Genehmigung von Steganlagen erteilt

Pressemitteilung vom 17.11.2017

Teilweise wurden über viele Jahre die Genehmigungen von Steganlagen durch die Nutzer nicht beantragt. Nun wurden, zunächst für den SEGLER-CLUB OBERSPREE e.V. und den
SPANDAUER YACHT CLUB, entsprechende Genehmigungen erteilt. So beinhalten diese auch die Erlaubnis zur Installation von Lichtanlagen, welche sowohl den Bedürfnissen der Segel-Clubs als auch den strengen gesetzlichen Vorschriften entgegenkommen.
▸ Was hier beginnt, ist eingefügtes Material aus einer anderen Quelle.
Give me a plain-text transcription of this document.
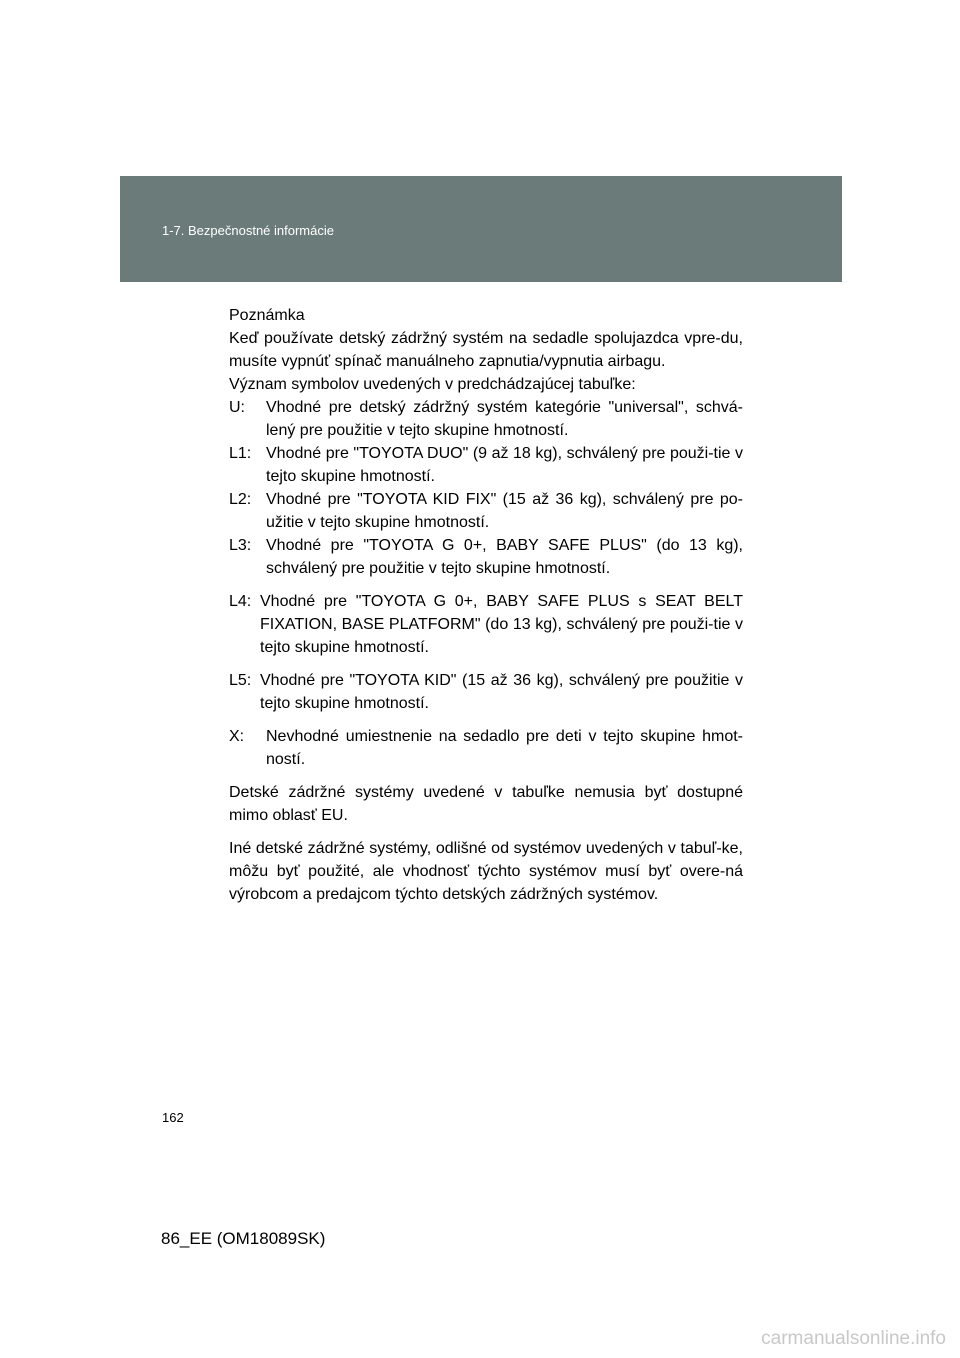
1-7. Bezpečnostné informácie

Poznámka

Keď používate detský zádržný systém na sedadle spolujazdca vpre-du, musíte vypnúť spínač manuálneho zapnutia/vypnutia airbagu.

Význam symbolov uvedených v predchádzajúcej tabuľke:

U:	Vhodné pre detský zádržný systém kategórie "universal", schvá-lený pre použitie v tejto skupine hmotností.
L1: Vhodné pre "TOYOTA DUO" (9 až 18 kg), schválený pre použi-tie v tejto skupine hmotností.
L2: Vhodné pre "TOYOTA KID FIX" (15 až 36 kg), schválený pre po-užitie v tejto skupine hmotností.
L3: Vhodné pre "TOYOTA G 0+, BABY SAFE PLUS" (do 13 kg), schválený pre použitie v tejto skupine hmotností.
L4: Vhodné pre "TOYOTA G 0+, BABY SAFE PLUS s SEAT BELT FIXATION, BASE PLATFORM" (do 13 kg), schválený pre použi-tie v tejto skupine hmotností.
L5: Vhodné pre "TOYOTA KID" (15 až 36 kg), schválený pre použitie v tejto skupine hmotností.
X:	Nevhodné umiestnenie na sedadlo pre deti v tejto skupine hmot-ností.

Detské zádržné systémy uvedené v tabuľke nemusia byť dostupné mimo oblasť EU.

Iné detské zádržné systémy, odlišné od systémov uvedených v tabuľ-ke, môžu byť použité, ale vhodnosť týchto systémov musí byť overe-ná výrobcom a predajcom týchto detských zádržných systémov.

162
86_EE (OM18089SK)
carmanualsonline.info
Die Lichtanlagen müssen nun mit LED-Leuchten mit warmweißem Licht ausgestattet sein, müssen am Boden des Steges installiert sein und haben die funktionale Eigenschaft, nur die Steganlage zu beleuchten. Die Ziele des Umwelt- und Naturschutzes, konkret: die Bekämpfung von Lichtverschmutzung und deren negative Auswirkungen auf die Tier- und Pflanzenwelt, spielten bei der Entscheidung eine große Rolle. Auch wurde von einer liegefreien Zeit in den Wintermonaten abgesehen, was nicht bedeutet, dass Eisfreihalteanlagen für die Boote nun erlaubt wären. Diese Art von Anlagen war auch zuvor nicht genehmigungsfähig. Das ganze Genehmigungsverfahren wurde, nach Eingang der umfangreichen Stellungnahmen anderer Behörden und Dienststellen, durch das Umwelt- und Naturschutzamt angeschoben. Jede Genehmigung verlangt nach einer vollkommen individuellen Bearbeitung. Pauschale Genehmigungen sind, trotz großer Begehrlichkeiten, bereits aus rechtlichen Gründen nicht zulässig. Dass die Entscheidung getroffen wurde, die beiden Steganlagen für den Wassersport zum Liegen von Hausbooten nicht zuzulassen, war zu erwarten.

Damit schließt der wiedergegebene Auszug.